Uncertainty Inside OPEC+ Causes Oil Price Flux

Oil prices continued to see increased volatility as traders attempt to understand how the Saudi-UAE chasm on production might affect supply in the coming months, according to reports.

On Monday, talks broke down between Saudi Arabia and the UAE on production levels within the OPEC+ group of producing nations. According to BloombergSaudi Arabia proposed that the coalition “gradually revive the 5.8 million barrels of daily capacity it still has off-line in monthly installments of 400,000 barrels through to the end of next year,” but the UAE balked at that proposal, “saying it will only support an extension of the pact if there are revisions to its own quota, which the country contends is outdated.”

The result of this public disagreement on policy is causing speculators to extrapolate what this might mean for the market should it persist.

Per Bloomberg:

“The existing OPEC+ agreement states that output remains steady next month. That could cause world markets to tighten sharply, with forecasters such as Goldman Sachs Group Inc. warning the shortfall will amount to several million barrels a day…

“Yet the longer the dispute goes unresolved, traders are reckoning with another possible outcome: that the UAE follows through on veiled threats to quit OPEC, which could cause the entire alliance to dissolve into a production free-for-all reminiscent of last year’s Saudi-Russia price war.”

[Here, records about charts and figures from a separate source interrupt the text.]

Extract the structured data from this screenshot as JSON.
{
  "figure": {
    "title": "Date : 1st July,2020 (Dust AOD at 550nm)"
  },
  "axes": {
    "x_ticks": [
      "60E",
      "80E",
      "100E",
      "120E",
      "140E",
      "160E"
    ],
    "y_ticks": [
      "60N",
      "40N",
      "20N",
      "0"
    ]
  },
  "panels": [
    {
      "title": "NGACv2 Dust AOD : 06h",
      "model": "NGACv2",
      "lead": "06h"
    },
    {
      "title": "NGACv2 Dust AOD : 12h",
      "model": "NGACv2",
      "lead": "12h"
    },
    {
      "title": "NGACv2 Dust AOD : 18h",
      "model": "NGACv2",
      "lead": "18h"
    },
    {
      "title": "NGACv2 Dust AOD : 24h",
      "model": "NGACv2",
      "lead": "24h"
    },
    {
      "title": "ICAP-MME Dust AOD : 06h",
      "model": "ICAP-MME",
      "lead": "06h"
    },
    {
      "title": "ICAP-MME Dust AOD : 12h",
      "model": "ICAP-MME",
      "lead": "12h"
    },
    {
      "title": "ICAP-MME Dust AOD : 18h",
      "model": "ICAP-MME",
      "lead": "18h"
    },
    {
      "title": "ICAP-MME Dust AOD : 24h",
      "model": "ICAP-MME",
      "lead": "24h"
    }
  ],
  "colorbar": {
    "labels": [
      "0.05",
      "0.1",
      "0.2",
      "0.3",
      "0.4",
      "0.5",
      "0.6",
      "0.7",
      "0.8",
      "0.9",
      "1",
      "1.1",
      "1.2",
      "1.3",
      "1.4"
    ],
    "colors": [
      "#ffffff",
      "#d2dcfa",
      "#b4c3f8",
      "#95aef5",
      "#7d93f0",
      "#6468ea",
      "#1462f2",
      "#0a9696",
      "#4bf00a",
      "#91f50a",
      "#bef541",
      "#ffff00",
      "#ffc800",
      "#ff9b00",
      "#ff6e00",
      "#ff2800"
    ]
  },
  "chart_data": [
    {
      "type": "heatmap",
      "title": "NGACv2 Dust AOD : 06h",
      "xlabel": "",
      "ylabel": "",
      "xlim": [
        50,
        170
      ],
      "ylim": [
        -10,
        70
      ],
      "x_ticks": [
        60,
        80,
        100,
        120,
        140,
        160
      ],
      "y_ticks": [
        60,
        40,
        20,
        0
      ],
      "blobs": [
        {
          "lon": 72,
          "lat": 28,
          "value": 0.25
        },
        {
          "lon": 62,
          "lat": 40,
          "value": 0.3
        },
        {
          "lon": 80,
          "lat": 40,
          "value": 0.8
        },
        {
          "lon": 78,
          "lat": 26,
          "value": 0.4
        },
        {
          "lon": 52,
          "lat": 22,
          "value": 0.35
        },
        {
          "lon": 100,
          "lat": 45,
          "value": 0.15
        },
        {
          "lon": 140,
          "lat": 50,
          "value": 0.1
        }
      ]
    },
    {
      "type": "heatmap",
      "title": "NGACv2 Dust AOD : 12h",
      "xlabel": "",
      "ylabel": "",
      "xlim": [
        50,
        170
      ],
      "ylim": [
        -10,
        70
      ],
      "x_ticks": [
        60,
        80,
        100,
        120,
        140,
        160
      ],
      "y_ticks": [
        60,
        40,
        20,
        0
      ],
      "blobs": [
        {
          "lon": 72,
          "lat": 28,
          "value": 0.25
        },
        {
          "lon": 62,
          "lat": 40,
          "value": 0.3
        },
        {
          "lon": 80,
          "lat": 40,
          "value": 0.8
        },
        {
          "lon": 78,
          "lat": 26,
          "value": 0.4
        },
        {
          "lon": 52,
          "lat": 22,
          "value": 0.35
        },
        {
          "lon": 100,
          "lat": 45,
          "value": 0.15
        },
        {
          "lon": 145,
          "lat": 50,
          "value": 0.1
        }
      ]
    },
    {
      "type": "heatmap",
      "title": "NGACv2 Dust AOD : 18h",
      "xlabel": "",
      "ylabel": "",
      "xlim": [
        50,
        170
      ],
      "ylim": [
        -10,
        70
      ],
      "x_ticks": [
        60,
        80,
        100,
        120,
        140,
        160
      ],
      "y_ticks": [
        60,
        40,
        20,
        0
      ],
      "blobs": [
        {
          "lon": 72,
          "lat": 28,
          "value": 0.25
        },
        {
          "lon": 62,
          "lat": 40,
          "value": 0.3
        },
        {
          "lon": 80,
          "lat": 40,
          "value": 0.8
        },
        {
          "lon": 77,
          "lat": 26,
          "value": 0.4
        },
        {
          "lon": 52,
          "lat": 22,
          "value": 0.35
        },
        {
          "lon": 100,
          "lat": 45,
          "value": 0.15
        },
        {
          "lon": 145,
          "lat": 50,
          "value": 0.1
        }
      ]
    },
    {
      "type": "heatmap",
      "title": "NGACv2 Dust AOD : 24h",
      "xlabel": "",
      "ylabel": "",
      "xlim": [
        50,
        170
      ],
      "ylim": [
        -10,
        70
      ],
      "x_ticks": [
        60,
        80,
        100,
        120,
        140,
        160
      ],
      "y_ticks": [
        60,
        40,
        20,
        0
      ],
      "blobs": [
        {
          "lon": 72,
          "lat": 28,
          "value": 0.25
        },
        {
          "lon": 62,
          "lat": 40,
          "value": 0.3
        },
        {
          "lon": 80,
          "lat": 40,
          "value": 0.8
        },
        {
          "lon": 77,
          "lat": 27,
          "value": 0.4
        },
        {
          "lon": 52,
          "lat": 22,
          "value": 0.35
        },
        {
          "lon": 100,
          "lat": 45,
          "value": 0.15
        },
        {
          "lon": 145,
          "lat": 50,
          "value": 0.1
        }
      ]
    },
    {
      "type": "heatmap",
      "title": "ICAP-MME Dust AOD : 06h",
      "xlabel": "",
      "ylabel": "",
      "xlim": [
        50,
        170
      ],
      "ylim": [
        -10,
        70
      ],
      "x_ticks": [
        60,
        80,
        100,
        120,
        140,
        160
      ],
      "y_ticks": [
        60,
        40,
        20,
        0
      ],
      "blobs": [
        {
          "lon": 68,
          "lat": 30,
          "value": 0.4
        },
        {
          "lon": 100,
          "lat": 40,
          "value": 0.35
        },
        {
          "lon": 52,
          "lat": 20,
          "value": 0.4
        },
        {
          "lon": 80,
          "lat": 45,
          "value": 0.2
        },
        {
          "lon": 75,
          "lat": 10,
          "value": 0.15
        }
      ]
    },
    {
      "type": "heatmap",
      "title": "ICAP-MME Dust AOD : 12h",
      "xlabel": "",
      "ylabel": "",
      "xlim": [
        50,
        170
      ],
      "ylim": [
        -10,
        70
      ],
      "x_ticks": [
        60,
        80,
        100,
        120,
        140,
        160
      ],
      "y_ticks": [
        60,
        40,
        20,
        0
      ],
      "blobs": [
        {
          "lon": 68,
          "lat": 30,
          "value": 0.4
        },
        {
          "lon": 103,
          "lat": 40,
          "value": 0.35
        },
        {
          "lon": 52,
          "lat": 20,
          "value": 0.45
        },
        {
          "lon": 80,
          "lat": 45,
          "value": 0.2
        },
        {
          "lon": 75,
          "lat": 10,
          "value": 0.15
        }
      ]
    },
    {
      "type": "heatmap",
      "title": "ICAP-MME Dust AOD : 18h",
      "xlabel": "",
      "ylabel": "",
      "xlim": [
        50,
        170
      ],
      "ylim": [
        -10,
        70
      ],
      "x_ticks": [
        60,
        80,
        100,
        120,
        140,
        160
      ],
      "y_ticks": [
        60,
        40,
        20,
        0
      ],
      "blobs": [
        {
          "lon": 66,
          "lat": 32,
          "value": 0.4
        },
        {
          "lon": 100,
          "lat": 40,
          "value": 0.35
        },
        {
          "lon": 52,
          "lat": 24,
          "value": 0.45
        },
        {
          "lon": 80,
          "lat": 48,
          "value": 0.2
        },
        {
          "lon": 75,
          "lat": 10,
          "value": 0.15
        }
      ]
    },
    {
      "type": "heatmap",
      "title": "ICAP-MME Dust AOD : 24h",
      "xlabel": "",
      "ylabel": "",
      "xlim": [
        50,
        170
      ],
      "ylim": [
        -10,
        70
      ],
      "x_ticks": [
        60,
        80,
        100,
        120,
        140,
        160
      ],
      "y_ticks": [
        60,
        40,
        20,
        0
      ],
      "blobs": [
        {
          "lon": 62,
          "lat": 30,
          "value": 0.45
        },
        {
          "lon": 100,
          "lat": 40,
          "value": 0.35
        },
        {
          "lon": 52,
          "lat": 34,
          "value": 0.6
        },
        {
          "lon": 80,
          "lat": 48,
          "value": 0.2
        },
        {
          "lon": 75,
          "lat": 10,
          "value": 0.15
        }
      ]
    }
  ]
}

[The Washington Post, via Bloomberg, features an excellent run-down on why the OPEC+ crisis has sparked an oil price Frenzy.]

The disagreement on oil is not the only point of turbulence between Saudi Arabia and the UAE. Saudi Arabia’s ban on travel to the UAE recently due to Coronavirus concerns “has disrupted summer holiday plans for citizens and residents, especially during the Eid Al Adha break later this month when many traditionally spend time in Dubai,” the National reports.

But while long-standing but under-appreciated differences between the UAE and Saudi Arabia are becoming more obvious in recent weeks, “their continuing shared interests remain decisive,” writes analyst Hussein Ibish, for the UAE-based The National, in which he notes that despite the current disagreement, the partnership between the two countries will endure.

“The rift is real and significant,” Ibish writes. “But the UAE and Saudi Arabia remain fundamentally affiliated at the regional and international level because they continue to share enough core interests to make them far more often partners than rivals. Yet the differences, some long-standing and others more recent, are significant. So, it’s essential to differentiate between what is and is not happening between these two crucial Gulf Arab powers….The current dispute is in part the result of a maturation process among Gulf Arab countries. It is quite normal for allied countries to have disagreements that do not rupture their underlying partnership, and economic differences are a typical source.”